A consumer from London objected to a Luck shoe advert which appeared in Cycle Sport magazine.

This showed the naked torso of a woman stretched lengthways across the advertisement; the woman was shown from the side with her front facing downwards. In the bottom right-hand corner, underneath the woman's crotch, was a photograph of a cycling shoe. Above the curve of the woman's bottom was written "YOU'LL LOVE THE FEEL"; underneath the shoe was written "YOU'LL LOVE THE SHOE".

The complainant objected that the advertisement was gratuitous and likely to cause serious or widespread offence.

Jim Walker told the ASA that the advertisement had been withdrawn because he was “not comfortable with the image.”
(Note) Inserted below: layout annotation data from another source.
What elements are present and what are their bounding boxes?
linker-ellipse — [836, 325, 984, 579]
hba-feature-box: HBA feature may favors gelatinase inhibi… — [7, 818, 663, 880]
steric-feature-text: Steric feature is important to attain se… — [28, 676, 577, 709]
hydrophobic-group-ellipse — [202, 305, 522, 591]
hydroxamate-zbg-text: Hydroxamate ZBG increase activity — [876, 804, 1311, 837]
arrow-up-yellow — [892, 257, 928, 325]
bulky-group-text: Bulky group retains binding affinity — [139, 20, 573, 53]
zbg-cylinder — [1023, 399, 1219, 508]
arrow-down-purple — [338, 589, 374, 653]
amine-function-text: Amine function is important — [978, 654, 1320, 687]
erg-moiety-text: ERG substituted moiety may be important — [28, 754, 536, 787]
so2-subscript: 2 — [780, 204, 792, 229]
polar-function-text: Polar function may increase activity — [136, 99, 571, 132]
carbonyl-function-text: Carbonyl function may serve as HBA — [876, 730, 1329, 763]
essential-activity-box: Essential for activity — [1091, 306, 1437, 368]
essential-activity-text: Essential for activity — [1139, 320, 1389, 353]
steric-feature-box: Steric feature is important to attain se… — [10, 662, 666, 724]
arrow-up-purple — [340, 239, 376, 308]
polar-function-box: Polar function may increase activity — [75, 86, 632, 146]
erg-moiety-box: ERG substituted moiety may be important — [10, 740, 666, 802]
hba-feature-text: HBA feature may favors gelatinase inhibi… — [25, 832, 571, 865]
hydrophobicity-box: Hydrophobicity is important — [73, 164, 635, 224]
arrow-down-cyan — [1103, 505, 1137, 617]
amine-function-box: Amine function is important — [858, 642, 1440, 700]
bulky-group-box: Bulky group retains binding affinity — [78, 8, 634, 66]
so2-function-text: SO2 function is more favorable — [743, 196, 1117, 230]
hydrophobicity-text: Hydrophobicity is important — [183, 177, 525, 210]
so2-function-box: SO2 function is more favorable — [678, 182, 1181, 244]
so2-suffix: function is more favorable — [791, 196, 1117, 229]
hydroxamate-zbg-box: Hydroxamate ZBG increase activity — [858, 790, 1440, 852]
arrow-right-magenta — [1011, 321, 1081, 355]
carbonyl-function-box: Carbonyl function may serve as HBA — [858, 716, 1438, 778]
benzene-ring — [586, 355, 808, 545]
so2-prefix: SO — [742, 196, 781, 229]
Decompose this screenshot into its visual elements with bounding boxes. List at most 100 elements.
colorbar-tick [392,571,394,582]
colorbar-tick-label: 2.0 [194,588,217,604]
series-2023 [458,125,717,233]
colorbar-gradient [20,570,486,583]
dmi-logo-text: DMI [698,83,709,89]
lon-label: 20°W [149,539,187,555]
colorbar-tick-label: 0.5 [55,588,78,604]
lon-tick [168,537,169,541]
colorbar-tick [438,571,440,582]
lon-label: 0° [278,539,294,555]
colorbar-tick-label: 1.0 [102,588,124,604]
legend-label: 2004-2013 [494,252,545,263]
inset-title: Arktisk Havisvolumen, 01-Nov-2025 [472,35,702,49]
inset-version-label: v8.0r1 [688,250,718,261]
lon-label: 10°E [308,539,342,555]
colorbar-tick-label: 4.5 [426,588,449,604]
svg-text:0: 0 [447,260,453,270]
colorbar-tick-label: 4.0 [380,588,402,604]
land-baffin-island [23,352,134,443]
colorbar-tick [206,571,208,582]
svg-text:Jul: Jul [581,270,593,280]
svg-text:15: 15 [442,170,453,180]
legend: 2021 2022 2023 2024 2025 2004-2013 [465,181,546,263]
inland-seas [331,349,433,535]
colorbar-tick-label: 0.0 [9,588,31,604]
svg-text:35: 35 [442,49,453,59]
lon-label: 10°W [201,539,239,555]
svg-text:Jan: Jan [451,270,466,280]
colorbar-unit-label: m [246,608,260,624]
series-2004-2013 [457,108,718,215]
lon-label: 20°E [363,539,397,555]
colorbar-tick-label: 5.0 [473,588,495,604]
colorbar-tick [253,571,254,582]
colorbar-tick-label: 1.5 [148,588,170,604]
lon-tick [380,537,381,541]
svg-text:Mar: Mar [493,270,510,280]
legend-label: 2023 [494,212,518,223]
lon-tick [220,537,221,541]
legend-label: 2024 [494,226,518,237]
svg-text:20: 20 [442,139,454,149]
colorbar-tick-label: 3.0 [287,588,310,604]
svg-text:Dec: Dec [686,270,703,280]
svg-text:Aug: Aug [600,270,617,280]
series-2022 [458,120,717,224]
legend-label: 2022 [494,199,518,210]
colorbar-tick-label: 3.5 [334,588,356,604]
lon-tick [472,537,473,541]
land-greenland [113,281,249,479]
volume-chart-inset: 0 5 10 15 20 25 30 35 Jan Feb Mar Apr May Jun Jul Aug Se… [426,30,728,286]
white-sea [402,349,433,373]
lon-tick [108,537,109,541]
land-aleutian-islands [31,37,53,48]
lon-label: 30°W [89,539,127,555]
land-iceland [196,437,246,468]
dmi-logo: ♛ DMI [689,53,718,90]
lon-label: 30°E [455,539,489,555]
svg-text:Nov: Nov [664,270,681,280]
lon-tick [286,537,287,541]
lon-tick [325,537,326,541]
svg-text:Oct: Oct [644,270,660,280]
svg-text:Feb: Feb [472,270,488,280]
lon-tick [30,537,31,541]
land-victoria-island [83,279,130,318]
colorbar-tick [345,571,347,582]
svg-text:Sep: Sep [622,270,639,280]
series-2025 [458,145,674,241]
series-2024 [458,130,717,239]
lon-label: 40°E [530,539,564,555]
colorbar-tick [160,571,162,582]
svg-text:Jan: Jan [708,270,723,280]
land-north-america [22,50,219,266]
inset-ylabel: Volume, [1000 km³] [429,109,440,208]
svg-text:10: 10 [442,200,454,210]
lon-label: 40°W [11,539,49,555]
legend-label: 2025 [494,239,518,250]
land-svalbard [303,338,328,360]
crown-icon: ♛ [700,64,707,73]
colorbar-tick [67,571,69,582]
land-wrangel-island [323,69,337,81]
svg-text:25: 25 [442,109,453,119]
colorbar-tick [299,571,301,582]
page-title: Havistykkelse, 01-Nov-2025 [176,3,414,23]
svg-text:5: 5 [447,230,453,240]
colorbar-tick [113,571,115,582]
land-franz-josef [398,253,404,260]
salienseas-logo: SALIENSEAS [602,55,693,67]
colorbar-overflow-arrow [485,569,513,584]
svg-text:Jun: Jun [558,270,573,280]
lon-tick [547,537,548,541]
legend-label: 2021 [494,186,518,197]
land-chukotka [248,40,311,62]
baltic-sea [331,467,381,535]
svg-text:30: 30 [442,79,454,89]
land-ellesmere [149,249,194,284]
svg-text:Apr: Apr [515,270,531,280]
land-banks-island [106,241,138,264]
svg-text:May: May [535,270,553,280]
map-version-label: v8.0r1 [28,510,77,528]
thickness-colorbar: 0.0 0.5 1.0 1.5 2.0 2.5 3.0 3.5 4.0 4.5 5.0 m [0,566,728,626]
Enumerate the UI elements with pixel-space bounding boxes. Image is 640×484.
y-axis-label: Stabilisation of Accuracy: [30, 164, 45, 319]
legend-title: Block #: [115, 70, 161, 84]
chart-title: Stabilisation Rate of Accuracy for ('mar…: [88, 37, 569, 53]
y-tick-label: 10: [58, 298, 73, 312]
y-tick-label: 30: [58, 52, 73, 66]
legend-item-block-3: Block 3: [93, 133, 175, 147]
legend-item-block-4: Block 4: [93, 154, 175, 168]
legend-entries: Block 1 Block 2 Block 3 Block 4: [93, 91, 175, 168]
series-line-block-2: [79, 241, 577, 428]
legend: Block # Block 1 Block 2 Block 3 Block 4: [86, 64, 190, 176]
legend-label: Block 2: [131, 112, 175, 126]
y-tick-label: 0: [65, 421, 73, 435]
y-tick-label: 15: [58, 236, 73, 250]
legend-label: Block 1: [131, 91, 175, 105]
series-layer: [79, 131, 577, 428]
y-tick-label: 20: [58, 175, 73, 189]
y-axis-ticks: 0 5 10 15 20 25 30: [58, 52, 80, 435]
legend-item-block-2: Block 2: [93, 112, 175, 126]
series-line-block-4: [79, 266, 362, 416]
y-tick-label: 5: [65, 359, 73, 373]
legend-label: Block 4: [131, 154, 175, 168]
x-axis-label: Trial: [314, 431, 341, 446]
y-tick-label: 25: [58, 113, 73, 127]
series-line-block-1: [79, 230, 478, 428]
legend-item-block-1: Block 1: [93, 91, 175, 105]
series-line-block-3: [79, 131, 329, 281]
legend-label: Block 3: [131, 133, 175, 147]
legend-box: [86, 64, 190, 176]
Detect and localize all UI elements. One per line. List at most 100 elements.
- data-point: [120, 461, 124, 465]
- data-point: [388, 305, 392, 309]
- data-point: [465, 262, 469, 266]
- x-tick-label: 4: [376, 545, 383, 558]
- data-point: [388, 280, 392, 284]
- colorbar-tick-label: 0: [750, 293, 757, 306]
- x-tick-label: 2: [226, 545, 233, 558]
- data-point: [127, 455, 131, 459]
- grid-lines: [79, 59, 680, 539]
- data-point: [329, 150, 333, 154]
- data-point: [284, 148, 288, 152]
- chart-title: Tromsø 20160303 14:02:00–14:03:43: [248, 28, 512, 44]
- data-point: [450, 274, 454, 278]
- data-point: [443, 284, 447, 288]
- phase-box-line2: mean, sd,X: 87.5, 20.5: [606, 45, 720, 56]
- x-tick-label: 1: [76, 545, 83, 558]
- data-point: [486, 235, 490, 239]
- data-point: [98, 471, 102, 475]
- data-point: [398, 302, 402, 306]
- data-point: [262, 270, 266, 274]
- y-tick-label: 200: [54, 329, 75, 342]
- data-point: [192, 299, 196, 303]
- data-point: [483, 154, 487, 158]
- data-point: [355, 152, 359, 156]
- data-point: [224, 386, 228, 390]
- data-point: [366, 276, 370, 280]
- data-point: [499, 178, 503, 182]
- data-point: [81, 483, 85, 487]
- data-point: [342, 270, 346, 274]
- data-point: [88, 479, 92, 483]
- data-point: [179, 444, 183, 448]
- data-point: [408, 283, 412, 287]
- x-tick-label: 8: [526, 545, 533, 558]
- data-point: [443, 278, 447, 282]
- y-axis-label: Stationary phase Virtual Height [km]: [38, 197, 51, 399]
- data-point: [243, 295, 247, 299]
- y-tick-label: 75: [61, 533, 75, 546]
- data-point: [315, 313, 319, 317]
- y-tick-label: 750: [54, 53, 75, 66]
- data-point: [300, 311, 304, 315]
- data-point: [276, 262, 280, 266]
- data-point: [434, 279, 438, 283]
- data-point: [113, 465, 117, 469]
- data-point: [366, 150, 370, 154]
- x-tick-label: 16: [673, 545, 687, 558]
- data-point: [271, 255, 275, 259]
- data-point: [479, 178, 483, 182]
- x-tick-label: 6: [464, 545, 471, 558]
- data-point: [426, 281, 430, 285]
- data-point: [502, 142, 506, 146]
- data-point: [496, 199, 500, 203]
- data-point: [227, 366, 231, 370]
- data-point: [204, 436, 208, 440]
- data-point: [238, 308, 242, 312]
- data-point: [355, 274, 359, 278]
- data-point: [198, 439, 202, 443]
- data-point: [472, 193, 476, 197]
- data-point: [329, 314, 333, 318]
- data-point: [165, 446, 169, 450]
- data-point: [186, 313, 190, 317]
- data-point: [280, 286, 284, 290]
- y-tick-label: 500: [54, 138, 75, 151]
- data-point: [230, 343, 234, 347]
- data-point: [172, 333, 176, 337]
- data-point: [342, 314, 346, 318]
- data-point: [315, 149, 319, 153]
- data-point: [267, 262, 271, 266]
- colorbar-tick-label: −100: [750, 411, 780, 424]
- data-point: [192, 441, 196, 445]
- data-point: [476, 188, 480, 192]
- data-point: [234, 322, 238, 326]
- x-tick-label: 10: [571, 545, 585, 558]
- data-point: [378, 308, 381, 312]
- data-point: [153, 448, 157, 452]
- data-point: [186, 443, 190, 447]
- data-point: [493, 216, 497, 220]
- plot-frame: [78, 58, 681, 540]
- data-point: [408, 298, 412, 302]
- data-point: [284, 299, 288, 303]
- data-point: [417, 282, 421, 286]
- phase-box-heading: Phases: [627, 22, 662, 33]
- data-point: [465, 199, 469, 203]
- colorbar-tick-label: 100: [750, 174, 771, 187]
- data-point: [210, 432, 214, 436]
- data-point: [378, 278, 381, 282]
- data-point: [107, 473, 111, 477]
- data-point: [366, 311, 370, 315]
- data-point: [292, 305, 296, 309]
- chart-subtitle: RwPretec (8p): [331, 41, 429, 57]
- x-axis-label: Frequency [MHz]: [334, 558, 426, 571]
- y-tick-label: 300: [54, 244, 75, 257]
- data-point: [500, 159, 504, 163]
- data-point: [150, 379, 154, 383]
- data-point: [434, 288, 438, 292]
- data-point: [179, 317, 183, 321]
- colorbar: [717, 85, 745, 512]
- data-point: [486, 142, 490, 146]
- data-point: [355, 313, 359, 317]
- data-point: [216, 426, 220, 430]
IPC, publisher of Cycle Sport, had believed that the advertisement would not offend their readers. They said they had received no complaints. However, the ASA considered that the image was, indeed, likely to cause serious or widespread offence.


STERLING HOUSE The ASA has upheld a complaint about a direct mailing from Sterling House in March.

The mailing was headlined "PRICES CRASH BY UP TO 60% IN MASSIVE CATALOGUE RETURNS SALE" and the body copy stated "The recent global turmoil has resulted in a mountain of unsold bicycles returned from the catalogue giants ... all being secured exclusively by Sterling House for immediate mail order clearance."

The complainant objected that the mailing misleadingly implied that: 1. the advertisers were having a sale and 2. the prices had been lowered because of global turmoil. Sterling House argued that all their mailings contained sale offers and the models on offer depended on the quantity available. They said consumers made savings by buying from them rather than a traditional retailer.

The ASA considered that consumers would infer that the advertisers were offering bicycles at lower prices than they normally did for a limited time, not that the advertisers were offering savings against traditional retailers. The Authority noted, from comparing the prices in the advertisers' summer catalogue with those in their current catalogue, the advertisers had reduced the price of only eight bicycles.

The Authority noted Sterling House had not provided substantiation to prove either that their prices were 60 percent cheaper than traditional retailers or 60 percent cheaper than their usual prices. The ASA concluded that the mailing was misleading in its implication that the prices of all their bicycles had been reduced.

Sterling House had told the ASA that recent world events had caused a downturn in consumer confidence; they argued that drastic action was needed to persuade consumers to spend. Sterling House sent order forms that showed suppliers had tried and failed to cancel shipments of bicycles. The Essex company also said many of those bicycles came to them for clearance. It also sent the ASA articles that discussed the downturn in bicycle sales and the economy and a letter from “a bicycle manufacturer” (Universal perchance?) that stated that cancellations had risen in the previous year.

Sterling House told the ASA that information they had received from sources, including the media, had encouraged them to reduce prices. The Authority considered that the mailing implied that the advertisers had received extra bicycles not sold by others because demand had generally fallen as a result of global turmoil.

The Authority considered that consumers would infer that the advertisers prices had been lowered because of global turmoil. Although the ASA noted that Sterling House had sent some evidence showing a downturn in bicycles sales generally, the Authority considered that they had not sent enough substantiation to justify the implication that the advertisers had received extra bicycles because others had not sold their bicycles as a result of global turmoil. The Authority concluded that the advertisement was misleading in that respect.